L’argument : Une femme est atteinte de troubles mentaux après qu’elle a appris que son mari l’avait trompée. Rongé par le remords, celui-ci abandonne toute vie sociale et se consacre à la guérison de son épouse. Le film le plus connu de Kôhei Oguri. Grand Prix au festival de Cannes 1990.
Notre avis : Le troisième film de Kôhei Oguri est adapté de Shi no toge (1960), un roman à caractère autobiographique dans lequel Toshio Shimao (島尾 敏雄 ,1917-1986) décrit la vie de couple difficile d’un écrivain et de sa femme atteinte de troubles mentaux.
Réalisé dans le cadre de la Shôchiku, une des plus grosses sociétés de production japonaises, L’aiguillon de la mort est pourtant un objet filmique qui affiche sa totale singularité dès les plans d’ouverture lorsque se taisent les accords de la musique inquiétante de Toshio Hosokawa pour laisser place à un silence irréel ponctué du bruit d’une goutte d’eau et au dialogue presque murmuré, mais de plus en plus tendu, d’un homme et d’une femme qui d’abord ne se regardent pas.
Le ton feutré auquel ils s’astreignent n’est qu’une inutile précaution qui, censée contenir la violence prête d’éclater à tout moment, ne cessera au contraire d’en provoquer le surgissement, donnant lieu à des scènes de ménages étonnamment théâtralisées et aux retournements toujours inattendus.
© 1990, Shôchiku Co., Ltd.
© 1990, Shôchiku Co., Ltd.
Un véritable suspens s’installe, le spectateur étant toujours surpris des formes que prennent ces affrontements et par leur déroulement imprévisible.
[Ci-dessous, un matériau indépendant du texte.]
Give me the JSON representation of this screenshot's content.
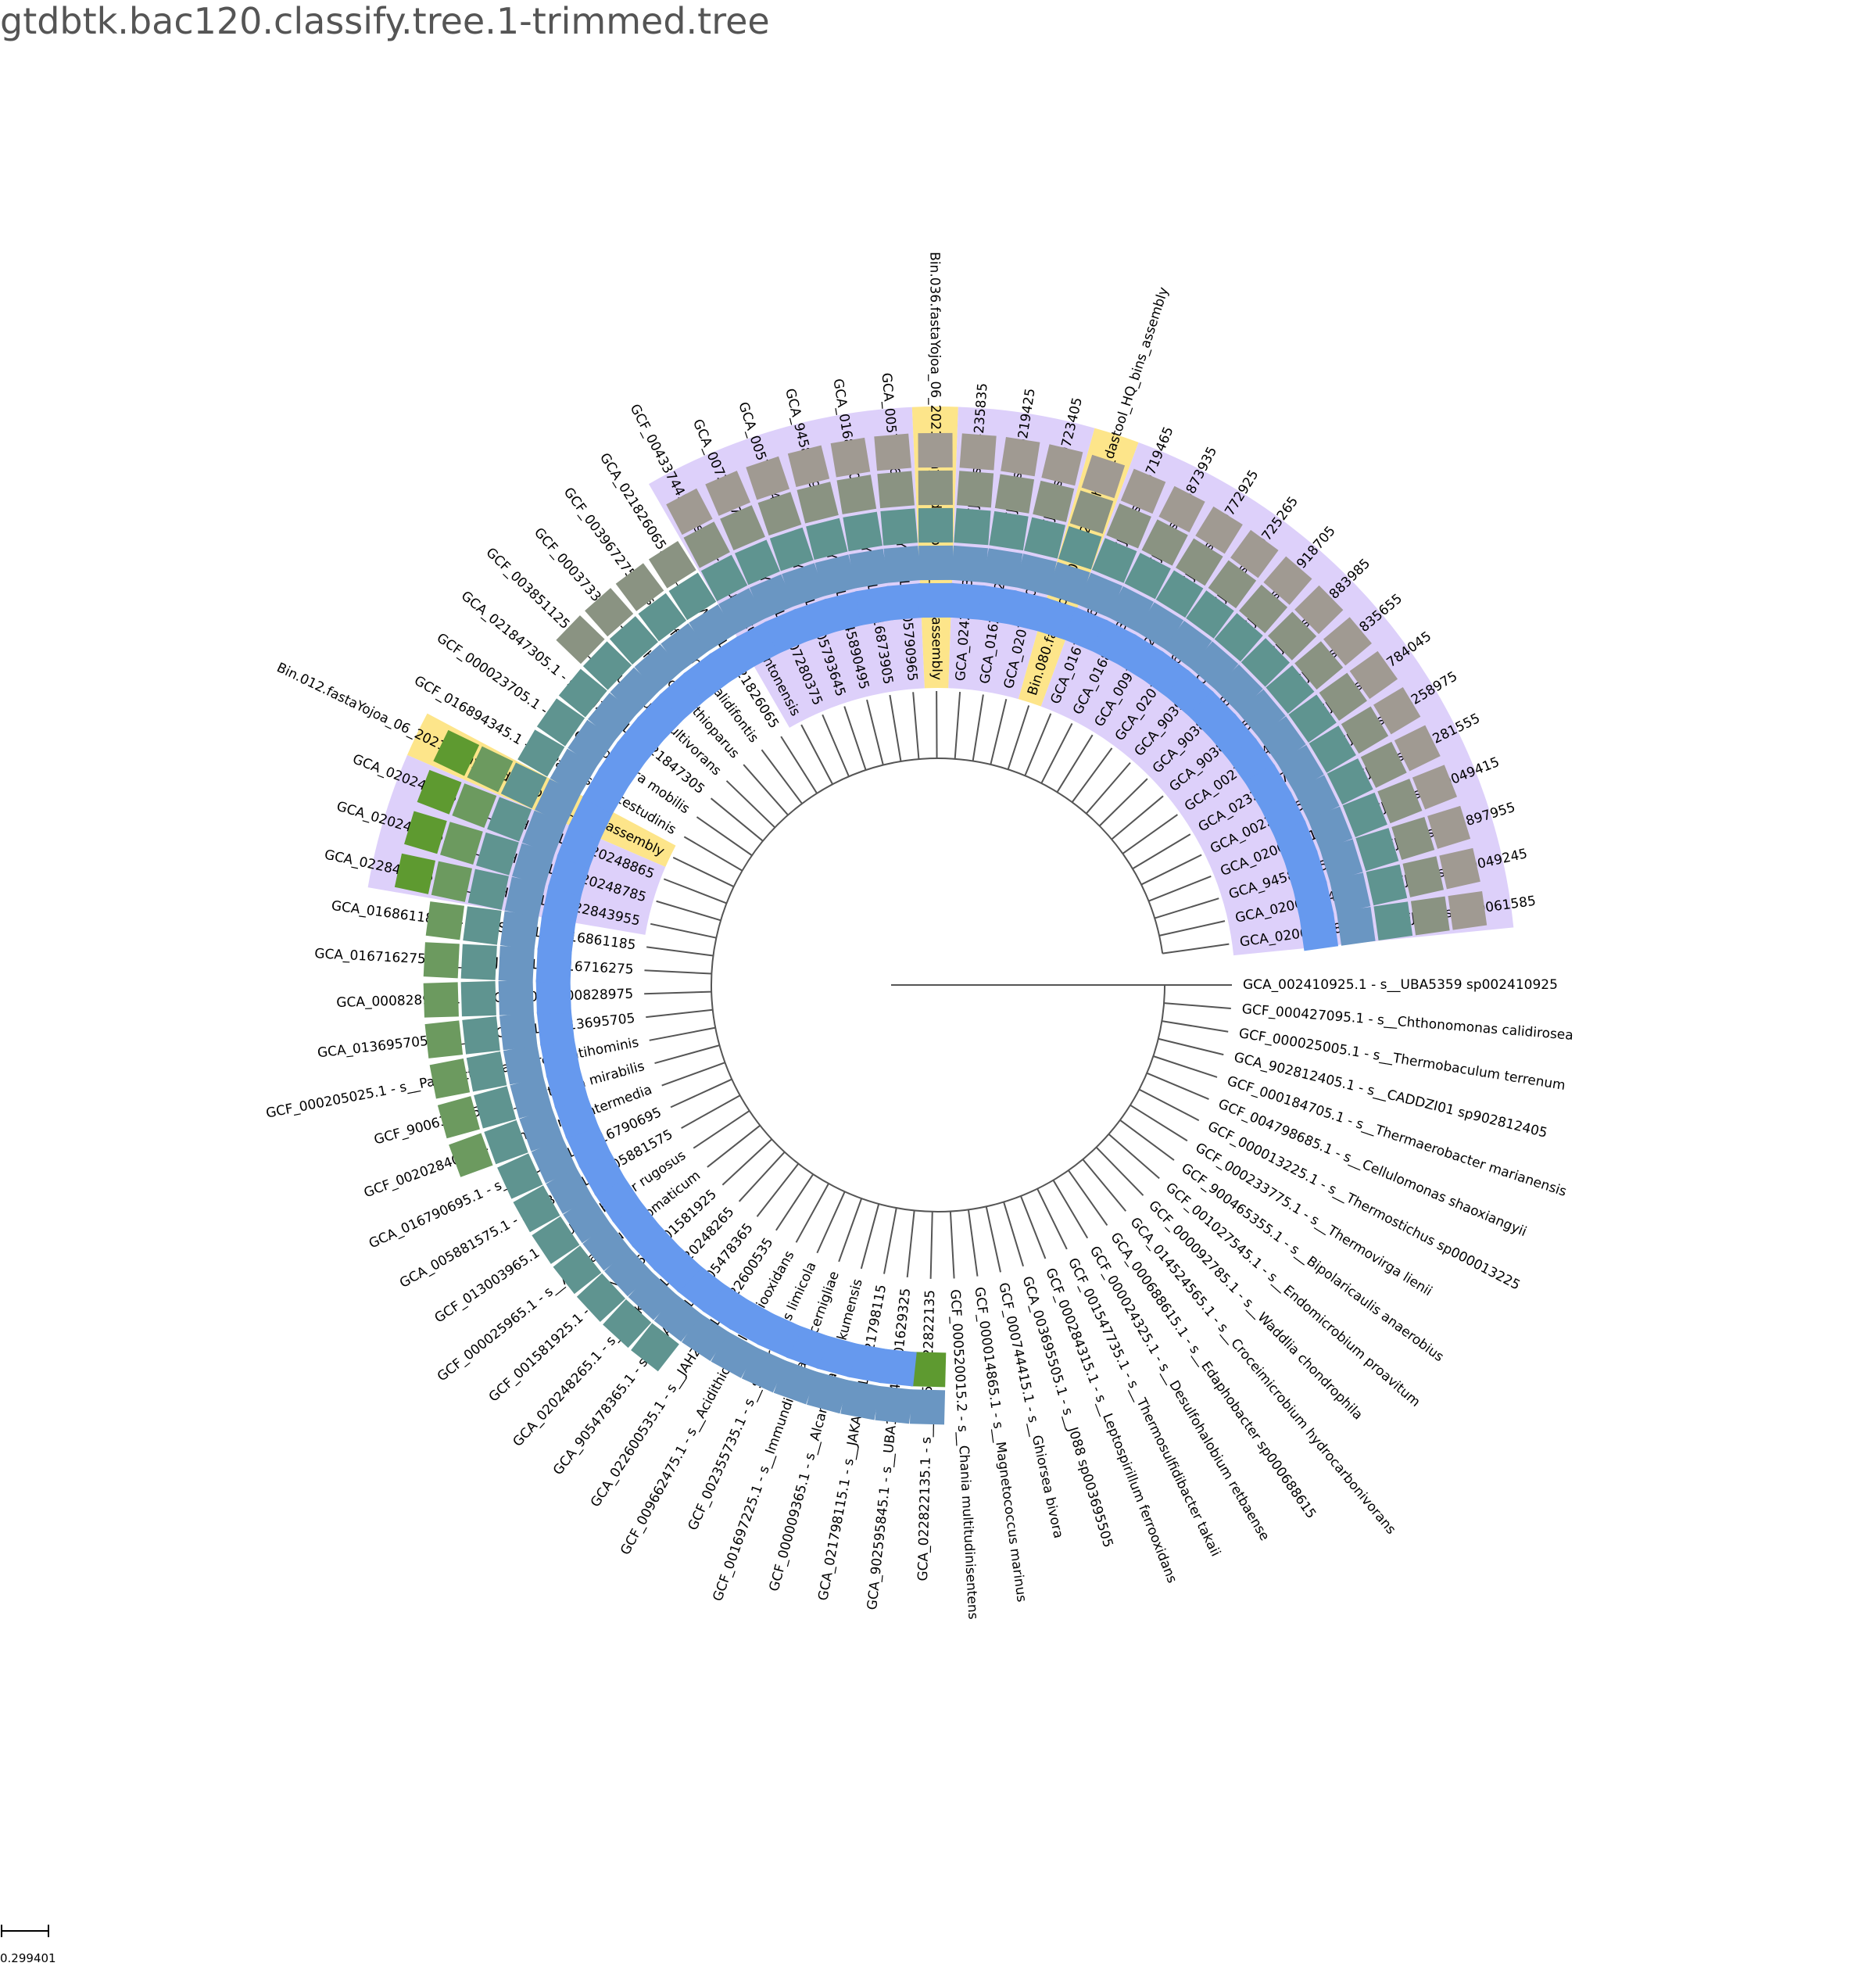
{
  "title": "gtdbtk.bac120.classify.tree.1-trimmed.tree",
  "scale_label": "0.299401",
  "colors": {
    "purple_band": "#ddd0fa",
    "yellow_band": "#fde58a",
    "branch": "#555555",
    "tile_palette": [
      "#6699ee",
      "#6a96c2",
      "#5f9490",
      "#8a9382",
      "#a09a92",
      "#6c9a5f",
      "#5e9a30"
    ]
  },
  "leaves": [
    {
      "label": "GCA_002410925.1 - s__UBA5359 sp002410925",
      "band": null,
      "tiles": []
    },
    {
      "label": "GCF_000427095.1 - s__Chthonomonas calidirosea",
      "band": null,
      "tiles": []
    },
    {
      "label": "GCF_000025005.1 - s__Thermobaculum terrenum",
      "band": null,
      "tiles": []
    },
    {
      "label": "GCA_902812405.1 - s__CADDZI01 sp902812405",
      "band": null,
      "tiles": []
    },
    {
      "label": "GCF_000184705.1 - s__Thermaerobacter marianensis",
      "band": null,
      "tiles": []
    },
    {
      "label": "GCF_004798685.1 - s__Cellulomonas shaoxiangyii",
      "band": null,
      "tiles": []
    },
    {
      "label": "GCF_000013225.1 - s__Thermostichus sp000013225",
      "band": null,
      "tiles": []
    },
    {
      "label": "GCF_000233775.1 - s__Thermovirga lienii",
      "band": null,
      "tiles": []
    },
    {
      "label": "GCF_900465355.1 - s__Bipolaricaulis anaerobius",
      "band": null,
      "tiles": []
    },
    {
      "label": "GCF_001027545.1 - s__Endomicrobium proavitum",
      "band": null,
      "tiles": []
    },
    {
      "label": "GCF_000092785.1 - s__Waddlia chondrophila",
      "band": null,
      "tiles": []
    },
    {
      "label": "GCA_014524565.1 - s__Croceimicrobium hydrocarbonivorans",
      "band": null,
      "tiles": []
    },
    {
      "label": "GCA_000688615.1 - s__Edaphobacter sp000688615",
      "band": null,
      "tiles": []
    },
    {
      "label": "GCF_000024325.1 - s__Desulfohalobium retbaense",
      "band": null,
      "tiles": []
    },
    {
      "label": "GCF_001547735.1 - s__Thermosulfidibacter takaii",
      "band": null,
      "tiles": []
    },
    {
      "label": "GCF_000284315.1 - s__Leptospirillum ferrooxidans",
      "band": null,
      "tiles": []
    },
    {
      "label": "GCA_003695505.1 - s__J088 sp003695505",
      "band": null,
      "tiles": []
    },
    {
      "label": "GCF_000744415.1 - s__Ghiorsea bivora",
      "band": null,
      "tiles": []
    },
    {
      "label": "GCF_000014865.1 - s__Magnetococcus marinus",
      "band": null,
      "tiles": []
    },
    {
      "label": "GCF_000520015.2 - s__Chania multitudinisentens",
      "band": null,
      "tiles": []
    },
    {
      "label": "GCA_022822135.1 - s__Bin55 sp022822135",
      "band": null,
      "tiles": [
        6,
        1
      ]
    },
    {
      "label": "GCA_902595845.1 - s__UBA11654 sp001629325",
      "band": null,
      "tiles": [
        0,
        1
      ]
    },
    {
      "label": "GCA_021798115.1 - s__JAKAQQ01 sp021798115",
      "band": null,
      "tiles": [
        0,
        1
      ]
    },
    {
      "label": "GCF_000009365.1 - s__Alcanivorax borkumensis",
      "band": null,
      "tiles": [
        0,
        1
      ]
    },
    {
      "label": "GCF_001697225.1 - s__Immundisolibacter cernigliae",
      "band": null,
      "tiles": [
        0,
        1
      ]
    },
    {
      "label": "GCF_002355735.1 - s__Sulfuricaulis limicola",
      "band": null,
      "tiles": [
        0,
        1
      ]
    },
    {
      "label": "GCF_009662475.1 - s__Acidithiobacillus thiooxidans",
      "band": null,
      "tiles": [
        0,
        1
      ]
    },
    {
      "label": "GCA_022600535.1 - s__JAHZKE01 sp022600535",
      "band": null,
      "tiles": [
        0,
        1
      ]
    },
    {
      "label": "GCA_905478365.1 - s__UBA3031 sp905478365",
      "band": null,
      "tiles": [
        0,
        1,
        2
      ]
    },
    {
      "label": "GCA_020248265.1 - s__CAIKXV01 sp020248265",
      "band": null,
      "tiles": [
        0,
        1,
        2
      ]
    },
    {
      "label": "GCF_001581925.1 - s__PN-J185 sp001581925",
      "band": null,
      "tiles": [
        0,
        1,
        2
      ]
    },
    {
      "label": "GCF_000025965.1 - s__Aromatoleum aromaticum",
      "band": null,
      "tiles": [
        0,
        1,
        2
      ]
    },
    {
      "label": "GCF_013003965.1 - s__Usitatibacter rugosus",
      "band": null,
      "tiles": [
        0,
        1,
        2
      ]
    },
    {
      "label": "GCA_005881575.1 - s__VBDM01 sp005881575",
      "band": null,
      "tiles": [
        0,
        1,
        2
      ]
    },
    {
      "label": "GCA_016790695.1 - s__JAEUOS01 sp016790695",
      "band": null,
      "tiles": [
        0,
        1,
        2
      ]
    },
    {
      "label": "GCF_002028405.1 - s__Thiomonas intermedia",
      "band": null,
      "tiles": [
        0,
        1,
        2,
        5
      ]
    },
    {
      "label": "GCF_900637555.1 - s__Lautropia mirabilis",
      "band": null,
      "tiles": [
        0,
        1,
        2,
        5
      ]
    },
    {
      "label": "GCF_000205025.1 - s__Parasutterella excrementihominis",
      "band": null,
      "tiles": [
        0,
        1,
        2,
        5
      ]
    },
    {
      "label": "GCA_013695705.1 - s__JACCZX01 sp013695705",
      "band": null,
      "tiles": [
        0,
        1,
        2,
        5
      ]
    },
    {
      "label": "GCA_000828975.1 - s__GJ-E10 sp000828975",
      "band": null,
      "tiles": [
        0,
        1,
        2,
        5
      ]
    },
    {
      "label": "GCA_016716275.1 - s__JADJWR01 sp016716275",
      "band": null,
      "tiles": [
        0,
        1,
        2,
        5
      ]
    },
    {
      "label": "GCA_016861185.1 - s__DSNY01 sp016861185",
      "band": null,
      "tiles": [
        0,
        1,
        2,
        5
      ]
    },
    {
      "label": "GCA_022843955.1 - s__JALHMQ01 sp022843955",
      "band": "purple",
      "tiles": [
        0,
        1,
        2,
        5,
        6
      ]
    },
    {
      "label": "GCA_020248785.1 - s__JALHMQ01 sp020248785",
      "band": "purple",
      "tiles": [
        0,
        1,
        2,
        5,
        6
      ]
    },
    {
      "label": "GCA_020248865.1 - s__JALHMQ01 sp020248865",
      "band": "purple",
      "tiles": [
        0,
        1,
        2,
        5,
        6
      ]
    },
    {
      "label": "Bin.012.fastaYojoa_06_2021_R_hypo_dastool_HQ_bins_assembly",
      "band": "yellow",
      "tiles": [
        0,
        1,
        2,
        5,
        6
      ]
    },
    {
      "label": "GCF_016894345.1 - s__Paralysiella testudinis",
      "band": null,
      "tiles": [
        0,
        1,
        2
      ]
    },
    {
      "label": "GCF_000023705.1 - s__Methylotenera mobilis",
      "band": null,
      "tiles": [
        0,
        1,
        2
      ]
    },
    {
      "label": "GCA_021847305.1 - s__JAJZQI01 sp021847305",
      "band": null,
      "tiles": [
        0,
        1,
        2
      ]
    },
    {
      "label": "GCF_003851125.1 - s__Sulfuriferula multivorans",
      "band": null,
      "tiles": [
        0,
        1,
        2,
        3
      ]
    },
    {
      "label": "GCF_000373385.1 - s__Thiobacillus thioparus",
      "band": null,
      "tiles": [
        0,
        1,
        2,
        3
      ]
    },
    {
      "label": "GCF_003967275.1 - s__Sulfuritortus calidifontis",
      "band": null,
      "tiles": [
        0,
        1,
        2,
        3
      ]
    },
    {
      "label": "GCA_021826065.1 - s__JANWZL01 sp021826065",
      "band": null,
      "tiles": [
        0,
        1,
        2,
        3
      ]
    },
    {
      "label": "GCF_004337445.1 - s__Parasulfuritortus cantonensis",
      "band": "purple",
      "tiles": [
        0,
        1,
        2,
        3,
        4
      ]
    },
    {
      "label": "GCA_007280375.1 - s__QYQG01 sp007280375",
      "band": "purple",
      "tiles": [
        0,
        1,
        2,
        3,
        4
      ]
    },
    {
      "label": "GCA_005793645.1 - s__QYQG01 sp005793645",
      "band": "purple",
      "tiles": [
        0,
        1,
        2,
        3,
        4
      ]
    },
    {
      "label": "GCA_945890495.1 - s__QYQG01 sp945890495",
      "band": "purple",
      "tiles": [
        0,
        1,
        2,
        3,
        4
      ]
    },
    {
      "label": "GCA_016873905.1 - s__QYQG01 sp016873905",
      "band": "purple",
      "tiles": [
        0,
        1,
        2,
        3,
        4
      ]
    },
    {
      "label": "GCA_005790965.1 - s__QYQG01 sp005790965",
      "band": "purple",
      "tiles": [
        0,
        1,
        2,
        3,
        4
      ]
    },
    {
      "label": "Bin.036.fastaYojoa_06_2021_R_hypo_dastool_HQ_bins_assembly",
      "band": "yellow",
      "tiles": [
        0,
        1,
        2,
        3,
        4
      ]
    },
    {
      "label": "GCA_024235835.1 - s__PFJX01 sp024235835",
      "band": "purple",
      "tiles": [
        0,
        1,
        2,
        3,
        4
      ]
    },
    {
      "label": "GCA_016219425.1 - s__PFJX01 sp016219425",
      "band": "purple",
      "tiles": [
        0,
        1,
        2,
        3,
        4
      ]
    },
    {
      "label": "GCA_020723405.1 - s__PFJX01 sp020723405",
      "band": "purple",
      "tiles": [
        0,
        1,
        2,
        3,
        4
      ]
    },
    {
      "label": "Bin.080.fastaYojoa_06_2021_R_hypo_dastool_HQ_bins_assembly",
      "band": "yellow",
      "tiles": [
        0,
        1,
        2,
        3,
        4
      ]
    },
    {
      "label": "GCA_016719465.1 - s__PFJX01 sp016719465",
      "band": "purple",
      "tiles": [
        0,
        1,
        2,
        3,
        4
      ]
    },
    {
      "label": "GCA_016873935.1 - s__PFJX01 sp016873935",
      "band": "purple",
      "tiles": [
        0,
        1,
        2,
        3,
        4
      ]
    },
    {
      "label": "GCA_009772925.1 - s__PFJX01 sp009772925",
      "band": "purple",
      "tiles": [
        0,
        1,
        2,
        3,
        4
      ]
    },
    {
      "label": "GCA_020725265.1 - s__PFJX01 sp020725265",
      "band": "purple",
      "tiles": [
        0,
        1,
        2,
        3,
        4
      ]
    },
    {
      "label": "GCA_903918705.1 - s__PFJX01 sp903918705",
      "band": "purple",
      "tiles": [
        0,
        1,
        2,
        3,
        4
      ]
    },
    {
      "label": "GCA_903883985.1 - s__PFJX01 sp903883985",
      "band": "purple",
      "tiles": [
        0,
        1,
        2,
        3,
        4
      ]
    },
    {
      "label": "GCA_903835655.1 - s__PFJX01 sp903835655",
      "band": "purple",
      "tiles": [
        0,
        1,
        2,
        3,
        4
      ]
    },
    {
      "label": "GCA_002784045.1 - s__PFJX01 sp002784045",
      "band": "purple",
      "tiles": [
        0,
        1,
        2,
        3,
        4
      ]
    },
    {
      "label": "GCA_023258975.1 - s__PFJX01 sp023258975",
      "band": "purple",
      "tiles": [
        0,
        1,
        2,
        3,
        4
      ]
    },
    {
      "label": "GCA_002281555.1 - s__PFJX01 sp002281555",
      "band": "purple",
      "tiles": [
        0,
        1,
        2,
        3,
        4
      ]
    },
    {
      "label": "GCA_020049415.1 - s__PFJX01 sp020049415",
      "band": "purple",
      "tiles": [
        0,
        1,
        2,
        3,
        4
      ]
    },
    {
      "label": "GCA_945897955.1 - s__PFJX01 sp945897955",
      "band": "purple",
      "tiles": [
        0,
        1,
        2,
        3,
        4
      ]
    },
    {
      "label": "GCA_020049245.1 - s__PFJX01 sp020049245",
      "band": "purple",
      "tiles": [
        0,
        1,
        2,
        3,
        4
      ]
    },
    {
      "label": "GCA_020061585.1 - s__PFJX01 sp020061585",
      "band": "purple",
      "tiles": [
        0,
        1,
        2,
        3,
        4
      ]
    }
  ]
}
Ces scènes, commandées par une logique de la surenchère froide, sont réellement étranges et se maintiennent dans le registre d’un burlesque qui ne libère jamais totalement le rire. On citera par exemple celle où, sur le chemin de la maison, le mari excédé pousse un hurlement immédiatement repris par un des gamins interrompus dans leur partie de foot, ou cette autre où mari et femme se livrent à un chantage à la pneumonie en se déshabillant, lui d’abord, elle ensuite, dans la chambre glacée.
Le spectateur est happé par le côté ludique et discrètement jubilatoire que prend le jeu infernal auquel se livrent ces deux personnages indissolublement attachés l’un à l’autre et qui, brisant les règles sociales, déconcerte les autres (parents, voisins ou passants interdits) dont les réactions sont toujours décalées (et souvent fort drôles).
Quant aux enfants du couple, ils observent les enfantillages de leurs parents avec un sérieux d’adultes préoccupés mais impuissants. Cette inversion des rôles familiaux contribue à l’étrangeté prenante du film.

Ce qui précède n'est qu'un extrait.